127125.fb2 THE - читать онлайн бесплатно полную версию книги . Страница 197

THE - читать онлайн бесплатно полную версию книги . Страница 197

They had all come. Large Kae and Small Kae and Eiah, but to his

discomfort also Idaan Machi, sitting on a bench with a bowl of wine in

her hand and her face as expressionless as the dead. A Galtic girl sat

apart, her head held high, sightless and proud to cover the disgust and

horror she must feel at all Maati had done. Ashti Beg sat at her side,

another victim of Vanjit's malice. After all that had happened, after

all his many failures of judgment, seeing her among his arrayed enemies

was still wrenching.

Otah's armsmen cleared the wayhouse. The conversation that should have

taken place in the finest of meeting rooms in the high palaces instead

found its place in a third-rate wayhouse, free of ceremony or ritual or

even well-brewed tea. Maati felt himself trembling. He had the powerful

physical memory of being a boy at the school, holding himself still and

waiting for Tahi-kvo's lacquer rod to split his skin.

"Maati Vaupathai," the Emperor said.

"Most High," Maati replied, crossing his arms.

"I suppose I should start by asking why I shouldn't have you killed

where you stand."

Eiah, beside him, twitched as if wasp-stung. Maati stared at his old

friend, his old enemy, and all the conciliatory words that he had

imagined in the last day vanished like a snuffed candle. There was rage

in Otah's stance, and Maati found himself more than matching it.

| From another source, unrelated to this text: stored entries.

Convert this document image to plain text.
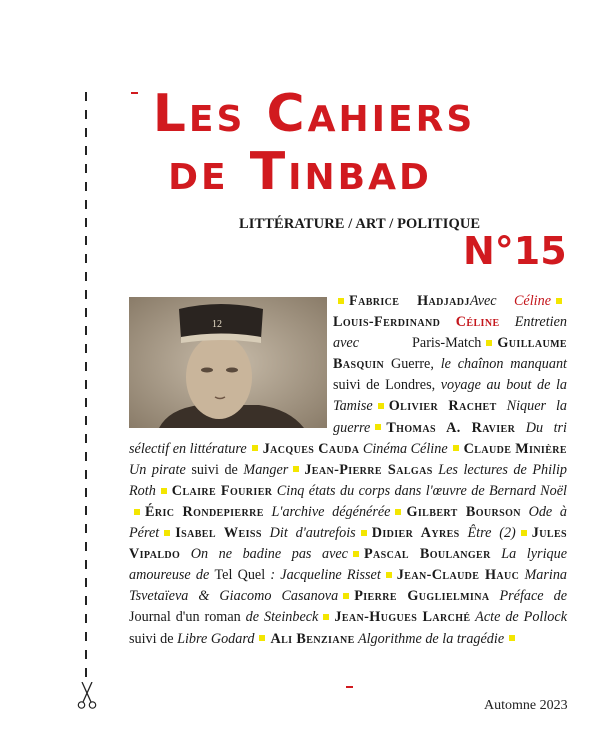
Les Cahiers
de Tinbad
LITTÉRATURE / ART / POLITIQUE
N°15
12
Fabrice HadjadjAvec CélineLouis-Ferdinand Céline Entretien avec Paris-Match Guillaume Basquin Guerre, le chaînon manquant suivi de Londres, voyage au bout de la Tamise Olivier Rachet Niquer la guerre Thomas A. Ravier Du tri sélectif en littérature Jacques Cauda Cinéma Céline Claude Minière Un pirate suivi de Manger Jean-Pierre Salgas Les lectures de Philip Roth Claire Fourier Cinq états du corps dans l'œuvre de Bernard NoëlÉric Rondepierre L'archive dégénérée Gilbert Bourson Ode à Péret Isabel Weiss Dit d'autrefois Didier Ayres Être (2) Jules Vipaldo On ne badine pas avec Pascal Boulanger La lyrique amoureuse de Tel Quel : Jacqueline Risset Jean-Claude Hauc Marina Tsvetaïeva & Giacomo Casanova Pierre Guglielmina Préface de Journal d'un roman de Steinbeck Jean-Hugues Larché Acte de Pollock suivi de Libre Godard Ali Benziane Algorithme de la tragédie
Automne 2023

"How dare you?" Maati said, his voice little more than a hiss. "How dare

you? I thought, coming here, I would at least be treated with respect. I

thought at the very least, that. And instead you stand me up like a

common thief in a low-town courtroom and have me defend my life? Justify

my right to breathe to the man who killed my son?"

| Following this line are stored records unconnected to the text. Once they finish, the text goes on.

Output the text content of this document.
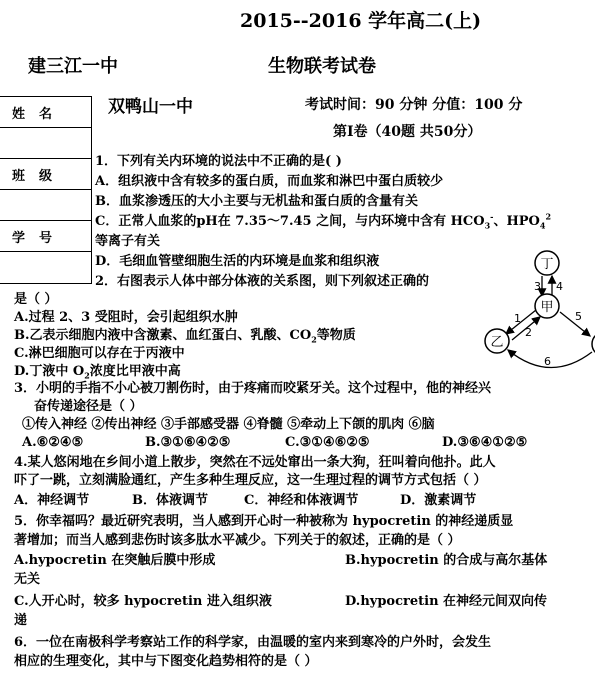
2015--2016 学年高二(上)
建三江一中	生物联考试卷
双鸭山一中	考试时间：90 分钟 分值：100 分
第Ⅰ卷（40题 共50分）
姓名
班级
学号
1．下列有关内环境的说法中不正确的是( )
A．组织液中含有较多的蛋白质，而血浆和淋巴中蛋白质较少
B．血浆渗透压的大小主要与无机盐和蛋白质的含量有关
C．正常人血浆的pH在 7.35～7.45 之间，与内环境中含有 $HCO_3^-$、$HPO_4^2$
等离子有关
D．毛细血管壁细胞生活的内环境是血浆和组织液
2．右图表示人体中部分体液的关系图，则下列叙述正确的
是（ ）
A.过程 2、3 受阻时，会引起组织水肿
B.乙表示细胞内液中含激素、血红蛋白、乳酸、$CO_2$等物质
C.淋巴细胞可以存在于丙液中
D.丁液中 $O_2$浓度比甲液中高
丁
甲
乙
3 4
1
2
5
6
3．小明的手指不小心被刀割伤时，由于疼痛而咬紧牙关。这个过程中，他的神经兴
奋传递途径是（ ）
①传入神经 ②传出神经 ③手部感受器 ④脊髓 ⑤牵动上下颌的肌肉 ⑥脑
A.⑥②④⑤	B.③①⑥④②⑤	C.③①④⑥②⑤	D.③⑥④①②⑤
4.某人悠闲地在乡间小道上散步，突然在不远处窜出一条大狗，狂叫着向他扑。此人
吓了一跳，立刻满脸通红，产生多种生理反应，这一生理过程的调节方式包括（ ）
A．神经调节	B．体液调节	C．神经和体液调节	D．激素调节
5．你幸福吗？最近研究表明，当人感到开心时一种被称为 hypocretin 的神经递质显
著增加；而当人感到悲伤时该多肽水平减少。下列关于的叙述，正确的是（ ）
A.hypocretin 在突触后膜中形成	B.hypocretin 的合成与高尔基体
无关
C.人开心时，较多 hypocretin 进入组织液	D.hypocretin 在神经元间双向传
递
6．一位在南极科学考察站工作的科学家，由温暖的室内来到寒冷的户外时，会发生
相应的生理变化，其中与下图变化趋势相符的是（ ）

"Nayiit has nothing to do with this," Otah said. "Sinja Ajutani, to

contrast, died because of you. Every Galt who has starved since you

exacted this sick, petty revenge is dead because of you. Every-"

"Nayiit has everything to do with this. Your sick love of all things

Galtic has everything to do with it. Your disloyalty to the women you

claim to rule. Your perfect calm in making me an outcast living in

gutters for something you were just as guilty of. You are a hypocrite

and a liar in everything you've done. I owe you nothing, Otah-kvo. Nothing!"

Otah was shouting something, but Maati's ears were rushing with blood

and raw anger. He saw the armsmen shift forward, blades at the ready,

but Maati was far past caring. Every injustice, every slight, every

cupful of pent-up outrage spilled out, all made worse by the fact that

Otah-self-righteous, entitled, and arrogant-was so busy shouting back

that he wasn't hearing a word of what Maati was saying.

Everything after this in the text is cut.